Parmak çıtlatmanın zararlı olup olmadığı hakkındaki en ünlü bilimsel çalışmanın ABD’li aile hekimi Dr. Donald Unger tarafından gerçekleştirildiğini açıklayan Yurdakul, “Dr. Unger, tıpkı diğer parmak çıtlatan insanların yaşadıkları durumu yaşamış bir insan. Parmak çıtlatma alışkanlığına sahip olan Dr. Unger’e annesi, bunun zararlı olduğunu söyleyerek yapmamasını istiyor. Annesinin bu çıkışına sinirlenen Dr. Unger de tam 50 yıl boyunca sol elinin parmaklarını çıtlatıyor, sağ elinin parmaklarını ise çıtlatmıyor. 50 yılın sonunda yaptığı tetkiklerde iki elinin arasında bir fark görmüyor. Bu çalışma Dr. Unger’e 2009 yılında Nobel Parodi Ödülü’nü getirdi. 1970’lerde Los Angeles’te yaşlı insanlar üzerinde yapılan bir başka çalışma, yine parmak çıtlatmakla çıtlatmamak arasında bir fark olmadığını ortaya koydu. 2011 yılında yapılan bir başka çalışmada da parmak çıtlatma sıklığıyla ilgili. Burada da herhangi bir zarar ya da hasar oluşumu gözlenmedi. Dolayısıyla parmak çıtlatmanın bilimsel olarak kanıtlanmış bir zararının olmadığını rahatlıkla söyleyebiliriz” şeklinde konuştu.

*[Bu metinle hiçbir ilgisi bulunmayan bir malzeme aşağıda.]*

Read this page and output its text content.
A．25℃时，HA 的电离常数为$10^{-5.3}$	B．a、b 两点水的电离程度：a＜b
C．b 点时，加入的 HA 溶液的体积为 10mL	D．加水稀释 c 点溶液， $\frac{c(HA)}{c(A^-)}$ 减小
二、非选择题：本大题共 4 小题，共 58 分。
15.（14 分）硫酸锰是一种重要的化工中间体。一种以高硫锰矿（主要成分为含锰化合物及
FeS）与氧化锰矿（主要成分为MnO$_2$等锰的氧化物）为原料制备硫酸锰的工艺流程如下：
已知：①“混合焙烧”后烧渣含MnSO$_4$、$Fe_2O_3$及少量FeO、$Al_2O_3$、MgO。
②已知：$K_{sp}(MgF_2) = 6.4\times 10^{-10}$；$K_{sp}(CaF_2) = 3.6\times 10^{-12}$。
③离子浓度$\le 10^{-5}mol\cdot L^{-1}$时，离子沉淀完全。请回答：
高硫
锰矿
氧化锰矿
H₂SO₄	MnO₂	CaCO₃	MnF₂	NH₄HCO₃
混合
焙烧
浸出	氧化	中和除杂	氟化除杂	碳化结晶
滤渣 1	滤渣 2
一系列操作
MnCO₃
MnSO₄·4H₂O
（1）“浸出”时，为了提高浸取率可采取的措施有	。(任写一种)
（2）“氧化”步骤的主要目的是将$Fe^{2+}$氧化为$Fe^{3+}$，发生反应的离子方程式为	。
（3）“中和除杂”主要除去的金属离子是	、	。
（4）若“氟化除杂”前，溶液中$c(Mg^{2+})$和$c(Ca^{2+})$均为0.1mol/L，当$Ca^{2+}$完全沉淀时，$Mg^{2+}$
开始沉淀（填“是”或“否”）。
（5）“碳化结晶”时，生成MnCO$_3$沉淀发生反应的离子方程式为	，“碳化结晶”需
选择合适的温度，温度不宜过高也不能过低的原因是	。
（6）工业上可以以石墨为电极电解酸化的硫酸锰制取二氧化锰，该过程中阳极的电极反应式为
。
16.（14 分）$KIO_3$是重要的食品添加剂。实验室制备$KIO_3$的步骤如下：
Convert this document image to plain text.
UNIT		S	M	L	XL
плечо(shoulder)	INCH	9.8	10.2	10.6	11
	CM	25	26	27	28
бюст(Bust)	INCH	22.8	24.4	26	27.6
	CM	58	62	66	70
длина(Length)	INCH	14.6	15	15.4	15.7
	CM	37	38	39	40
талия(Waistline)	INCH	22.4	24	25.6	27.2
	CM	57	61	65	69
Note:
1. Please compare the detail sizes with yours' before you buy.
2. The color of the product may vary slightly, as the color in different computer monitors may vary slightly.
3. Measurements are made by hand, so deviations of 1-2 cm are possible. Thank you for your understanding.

“SES HASAR YAPMAZ, HASAR SES YAPAR”

Doç. Dr. Yurdakul, parmak çıtlatmanın, bilimsel olarak kanıtlanmış bir zararının olmamasına rağmen, neden zararlı zannedildiğiyle ilgili soruya ise “Aslında burada ‘Tavuk mu yumurtadan çıkar, yumurta mı tavuktan’ durumu söz konusu. Zira parmak çıtlatma mekanizmasında ortaya çıkan ses hasara yol açmıyor. Tam tersine, eklemlerde bir hasar varsa, doğal hareketler esnasında parmak çıtlatıldığında çıkan sese benzer bir ses çıkması söz konusudur. Ancak bu noktadaki mekanizma tamamen farklı olup, hasarlı eklemlerde, eklem içi yapıların birbirine sürtünmesi kaynaklıdır. Bazı eklemlerde doğal hareketler sonucu çıkan bazı sesler hasar işareti olabilir. Ancak parmak çıtlatmada bu sesi biz kendimiz müdahale ederek çıkarırız” şeklinde cevap vererek sözlerini noktaladı.